To address the limited robustness of large multimodal models (LMMs) in complex visual scenarios, such as identifying responsibility for fallen trees, which emanates from their reliance on single-path reasoning. This study proposes a novel reasoning optimization method based on Beam Search Chain-of-Thought (BS-CoT). Conventional models often fall into a “first-impression” trap, in which an initial incorrect inference leads to an irreversible analytical failure. The proposed BS-CoT method counteracts this by exploring and evaluating multiple potential inference paths in parallel. It maintains a diverse set of hypotheses about the scene, continuously pruning less likely hypotheses, which effectively overcomes the tendency to commit to a single, fallacious line of reasoning.
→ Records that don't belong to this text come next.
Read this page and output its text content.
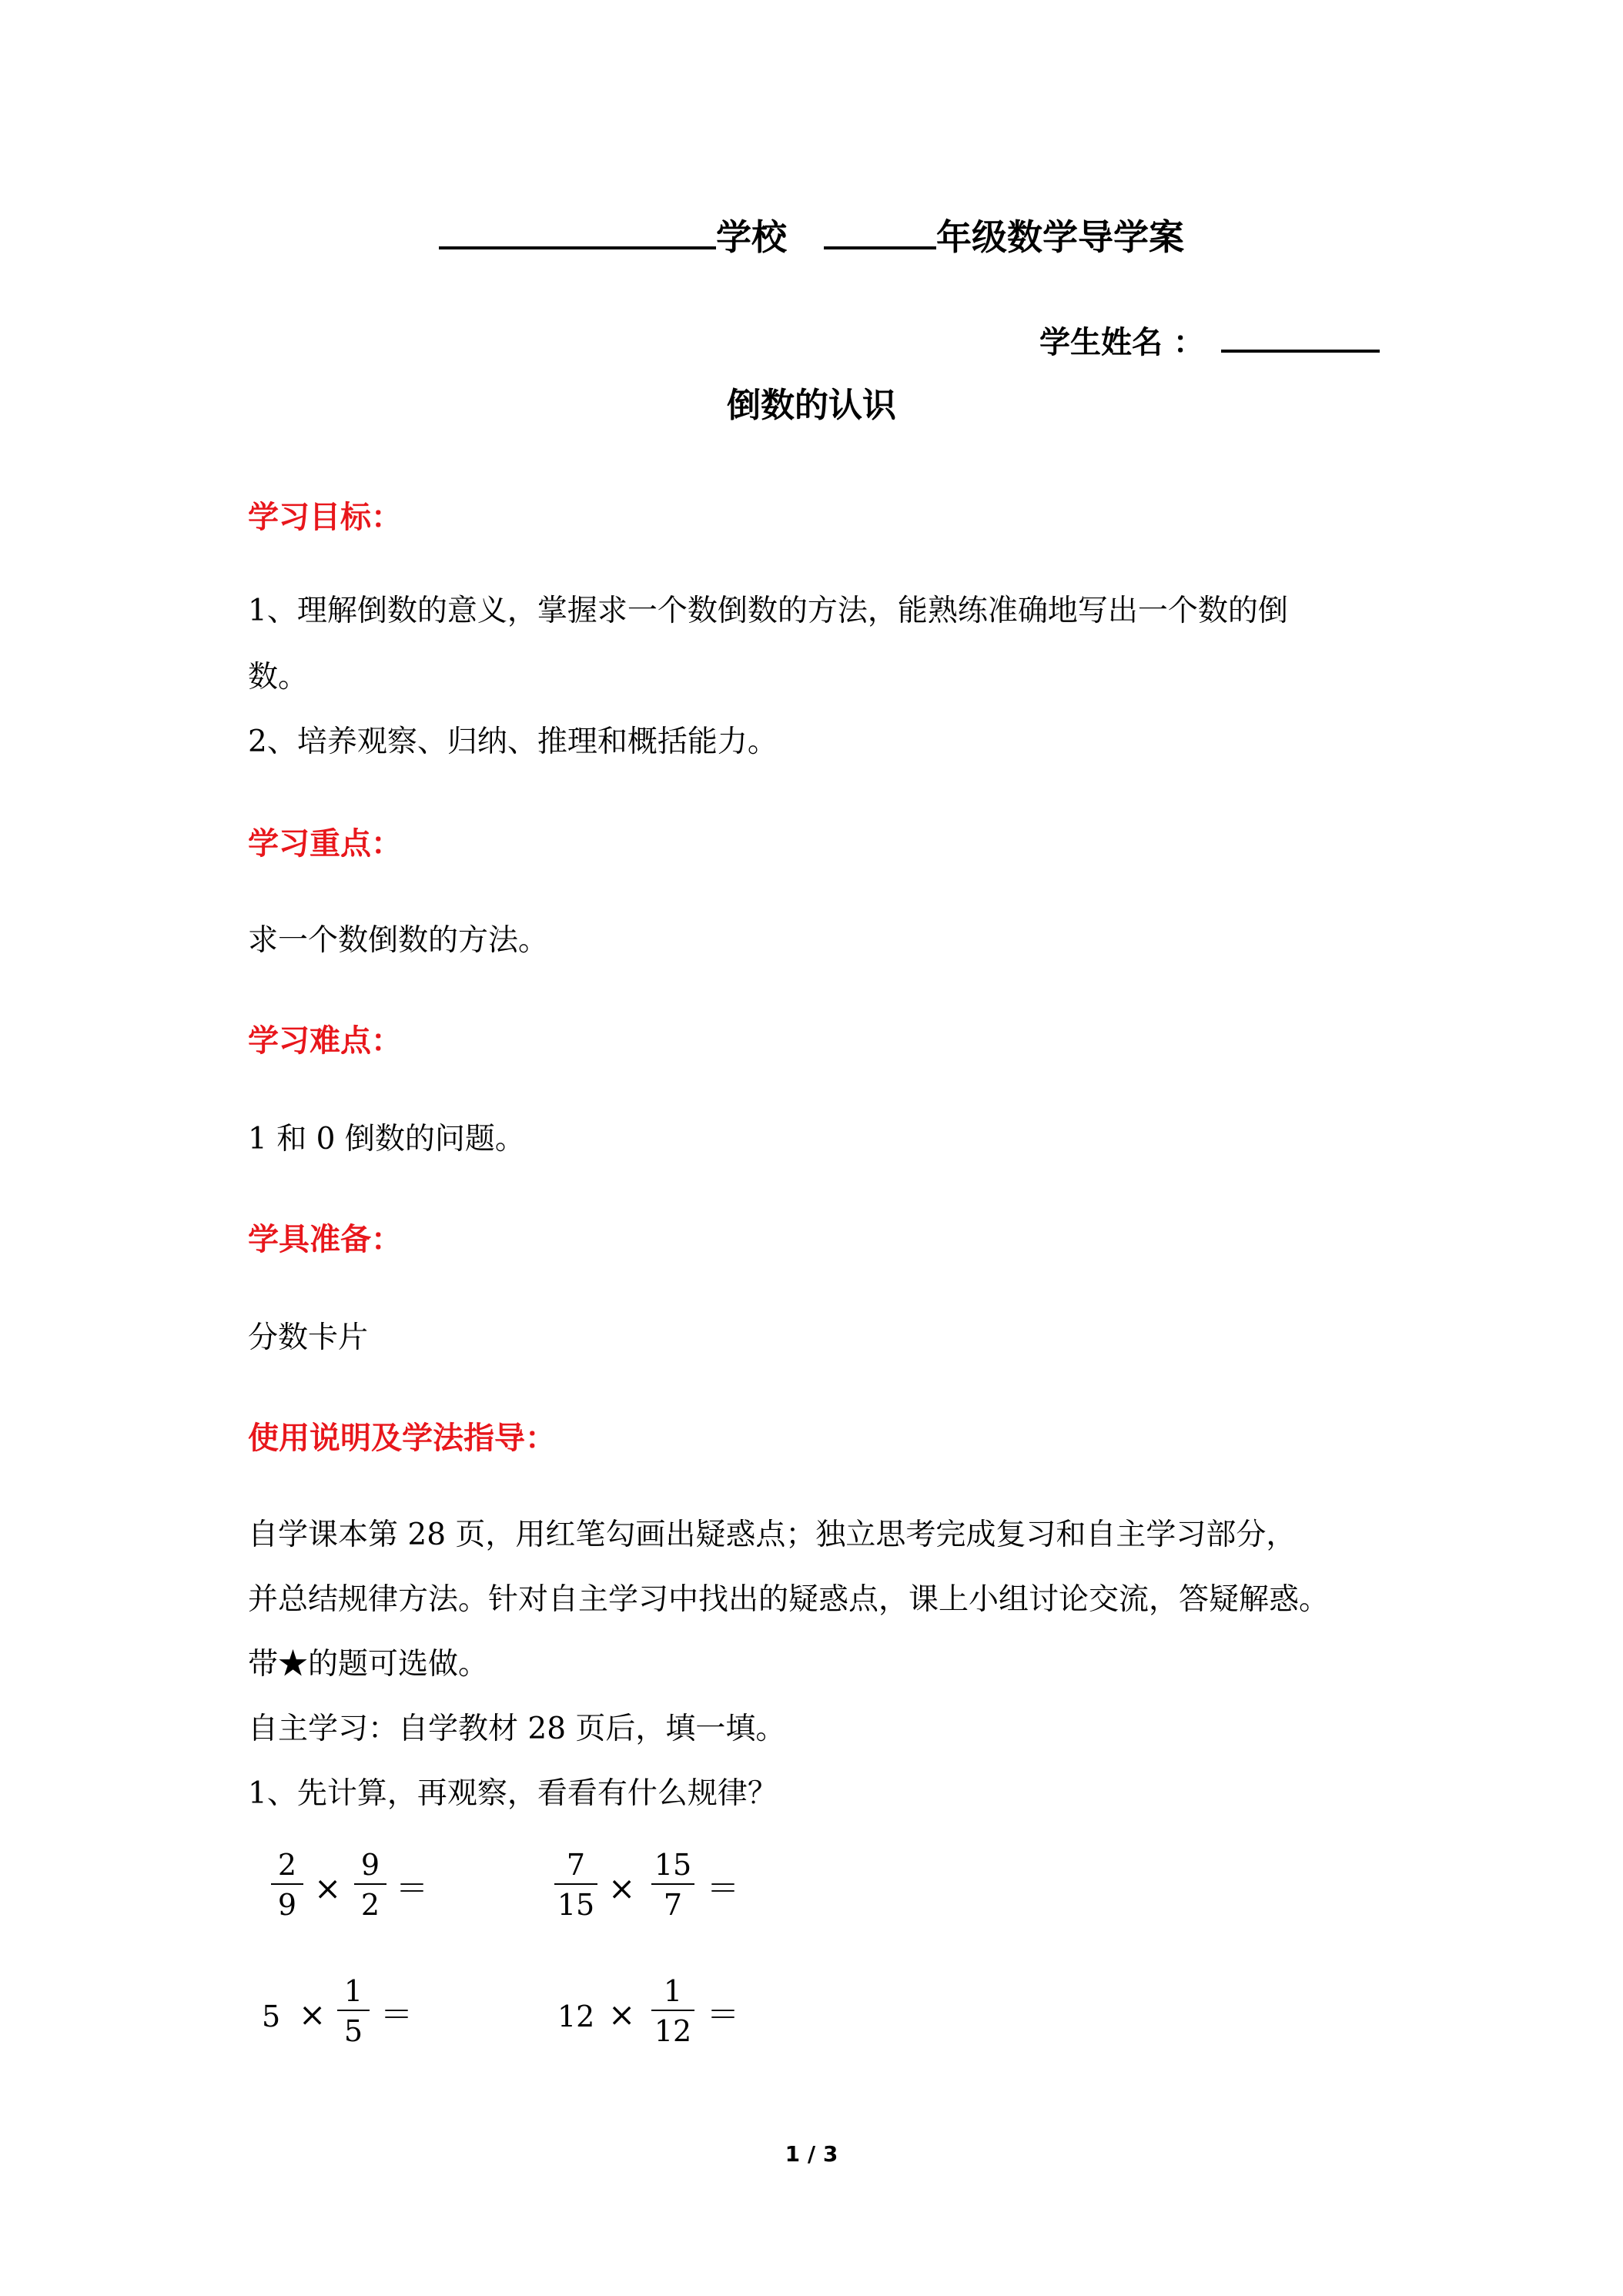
学校	年级数学导学案
学生姓名 ：
倒数的认识
学习目标：
1、理解倒数的意义，掌握求一个数倒数的方法，能熟练准确地写出一个数的倒
数。
2、培养观察、归纳、推理和概括能力。
学习重点：
求一个数倒数的方法。
学习难点：
1 和 0 倒数的问题。
学具准备：
分数卡片
使用说明及学法指导：
自学课本第 28 页，用红笔勾画出疑惑点；独立思考完成复习和自主学习部分，
并总结规律方法。针对自主学习中找出的疑惑点，课上小组讨论交流，答疑解惑。
带★的题可选做。
自主学习：自学教材 28 页后，填一填。
1、先计算，再观察，看看有什么规律？
2
9 ×
9
2 ＝
7
15 ×
15
7 ＝
5 ×
1
5 ＝	12 ×
1
12 ＝
1 / 3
This significantly enhances visual decision-making capabilities in complex and noisy environments. To validate its efficacy, we constructed a specialized dataset capturing a wide array of treefall incidents in urban governance. Experimental results demonstrated that the proposed method achieved substantial improvements in both event recall and key information capture rates compared with baseline models. This research not only provides a reliable technical solution for visual decision-making challenges in urban public safety but also introduces a new, more robust paradigm for improving the reasoning reliability of large models in critical applications.